Throughout the year, I came up with lots of nifty topics that I could use the blog to discuss or work through, but I didn’t really have a plan for this post. Have you ever heard the saying that ‘whatever you do on New Year’s Eve/ Day is what you will be doing for the rest of the year’? Well, I believe in this statement. Not because I am a strange anthropologist that is guided by superstition (‘cuz that would be weird), but because those sayings and idioms do capture a social truth and expectation of sorts. We often associate the new year as a time of renewal, a clean slate, to do everything and anything better than we did before. Technically, there are loads of opportunities throughout the year that we could easily attribute those same thoughts, but NEW YEAR’S is the big one! It’s almost like the rest of those other opportunities serve more as checkpoints or reset buttons on whatever it is we would like to accomplish.

For me, after a long, hard, stressful semester, the New Year feels fresh. Throughout the year, work and school, really cause me to withdraw and neglect other aspects of my life like health, friends, travel, personal development, laundry. This year, I didn’t even finish my last assignment until mid day on December 23rd. I was exhausted, depressed about not being with my mom and dog, and I was living in a disaster! Coffee cups cluttered my computer desk, stacks of papers, articles, notebooks laid at my feet, a pile of mail collected in my mailbox, and yet, I still struggled to mail out holiday cards, and shop online to send home gifts. I’m still slightly embarrassed that my sister had to go pick up her gift from Best Buy, but grateful that they had that whole ‘site to store’ service.

In the last three days of my academic madness, I actually went on a juice fast. This juice fast was provided by Jus by Julie and probably one of the smartest things I’ve ever done. I’m thinking that it may become a tradition! I worried that I would be hungry and sluggish, but I wasn’t. The pre-made juices made it easy to have “meals”. I just added water, green tea, and once a day I had coffee. As I worked on limited sleep, I was clear headed, not weighed down by greasy take out student staples of pizza and Chinese take out. I actually felt great. So, when I turned in my last assignment, I danced, napped and felt energetic. Following my end of the year juice cleanse, I decided to extend this cleanse and finally organize my closets, file my papers and research, get my workspace back, take back the life that academia had stolen from me!

It took some work and dedication to get it done, but this was my way of embracing the new year. I spent this day acting purposefully. By 3pm today, I had cooked meals instead of eating out, planned and put a deposit down on a trip to Europe, researched field school locations, ran a solid 5k, connected with friends, and now posting on my blog. 

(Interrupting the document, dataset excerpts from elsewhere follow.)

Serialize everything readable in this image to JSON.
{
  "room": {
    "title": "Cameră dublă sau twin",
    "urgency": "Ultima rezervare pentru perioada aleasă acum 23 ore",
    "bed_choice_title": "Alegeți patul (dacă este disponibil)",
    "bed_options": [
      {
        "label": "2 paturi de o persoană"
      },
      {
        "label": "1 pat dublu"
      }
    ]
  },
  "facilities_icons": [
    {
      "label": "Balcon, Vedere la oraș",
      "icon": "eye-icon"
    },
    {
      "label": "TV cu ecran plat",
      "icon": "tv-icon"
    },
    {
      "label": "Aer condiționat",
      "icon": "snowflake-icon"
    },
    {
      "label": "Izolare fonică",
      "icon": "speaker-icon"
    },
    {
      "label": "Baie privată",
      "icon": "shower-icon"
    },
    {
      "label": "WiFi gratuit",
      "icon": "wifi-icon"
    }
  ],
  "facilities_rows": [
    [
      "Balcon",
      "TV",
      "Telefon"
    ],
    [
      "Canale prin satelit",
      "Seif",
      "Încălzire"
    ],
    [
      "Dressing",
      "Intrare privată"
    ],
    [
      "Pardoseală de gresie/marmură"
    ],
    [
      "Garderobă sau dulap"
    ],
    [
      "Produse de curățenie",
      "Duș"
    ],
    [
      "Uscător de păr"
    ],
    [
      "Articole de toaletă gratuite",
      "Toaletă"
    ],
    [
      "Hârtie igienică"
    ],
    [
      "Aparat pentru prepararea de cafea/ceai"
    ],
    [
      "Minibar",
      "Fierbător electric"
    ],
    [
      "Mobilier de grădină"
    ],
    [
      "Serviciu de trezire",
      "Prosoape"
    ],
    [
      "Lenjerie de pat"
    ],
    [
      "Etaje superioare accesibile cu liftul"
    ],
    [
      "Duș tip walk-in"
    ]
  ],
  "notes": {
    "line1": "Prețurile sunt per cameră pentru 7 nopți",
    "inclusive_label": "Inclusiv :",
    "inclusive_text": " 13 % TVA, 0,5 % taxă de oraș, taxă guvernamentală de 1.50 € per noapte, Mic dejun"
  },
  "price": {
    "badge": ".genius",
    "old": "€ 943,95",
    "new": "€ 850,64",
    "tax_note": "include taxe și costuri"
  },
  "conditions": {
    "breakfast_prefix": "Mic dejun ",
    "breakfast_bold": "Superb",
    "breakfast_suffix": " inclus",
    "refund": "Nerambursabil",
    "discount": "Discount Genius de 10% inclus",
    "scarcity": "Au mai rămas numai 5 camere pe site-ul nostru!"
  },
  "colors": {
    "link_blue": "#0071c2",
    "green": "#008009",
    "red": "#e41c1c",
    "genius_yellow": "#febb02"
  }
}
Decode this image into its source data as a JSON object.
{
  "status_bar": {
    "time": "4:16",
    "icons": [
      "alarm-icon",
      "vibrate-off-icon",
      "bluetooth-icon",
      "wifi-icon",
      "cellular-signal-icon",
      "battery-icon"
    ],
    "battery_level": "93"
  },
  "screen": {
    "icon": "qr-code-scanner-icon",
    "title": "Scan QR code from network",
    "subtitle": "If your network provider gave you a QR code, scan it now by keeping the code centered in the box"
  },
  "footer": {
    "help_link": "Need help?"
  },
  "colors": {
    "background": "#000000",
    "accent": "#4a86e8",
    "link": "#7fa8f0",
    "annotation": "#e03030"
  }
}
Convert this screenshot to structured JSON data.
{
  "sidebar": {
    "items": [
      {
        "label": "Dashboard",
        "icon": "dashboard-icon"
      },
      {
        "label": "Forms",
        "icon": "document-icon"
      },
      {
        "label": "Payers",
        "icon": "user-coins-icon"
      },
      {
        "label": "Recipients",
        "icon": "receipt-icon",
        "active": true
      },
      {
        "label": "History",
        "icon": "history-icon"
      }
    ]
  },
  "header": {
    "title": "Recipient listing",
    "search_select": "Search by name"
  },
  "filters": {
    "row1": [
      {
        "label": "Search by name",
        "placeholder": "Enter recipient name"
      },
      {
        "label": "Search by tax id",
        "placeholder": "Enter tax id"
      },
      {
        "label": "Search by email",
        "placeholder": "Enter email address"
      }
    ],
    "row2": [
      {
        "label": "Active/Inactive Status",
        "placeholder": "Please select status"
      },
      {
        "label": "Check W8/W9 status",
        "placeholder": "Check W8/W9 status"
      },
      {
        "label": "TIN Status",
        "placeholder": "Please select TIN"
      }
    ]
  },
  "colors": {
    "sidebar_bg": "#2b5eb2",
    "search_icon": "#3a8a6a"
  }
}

While this post may not be readily understood as anthropological, it very much is. Anthropology, culture and meaning happens in the tasks that we take on every day, the traditions we uphold, the ways in which our bodies respond to a variety of stimuli. Many of the things that we do every day have become so habitual that we confuse the culture for nature. What I am hoping is that I can learn to maintain this level of balance regularly. Naturally, I expect outside influences and life’s curveballs to come at me, but my response to it will be in my commitment to myself- to be more purposeful. Today, I, like many others all over the world, set a precedent of which they hope to maintain and exceed throughout the year. The promise of a New Year is probably one of the biggest shared experiences in the world!

I look forward to sharing it with you! Happy New Year!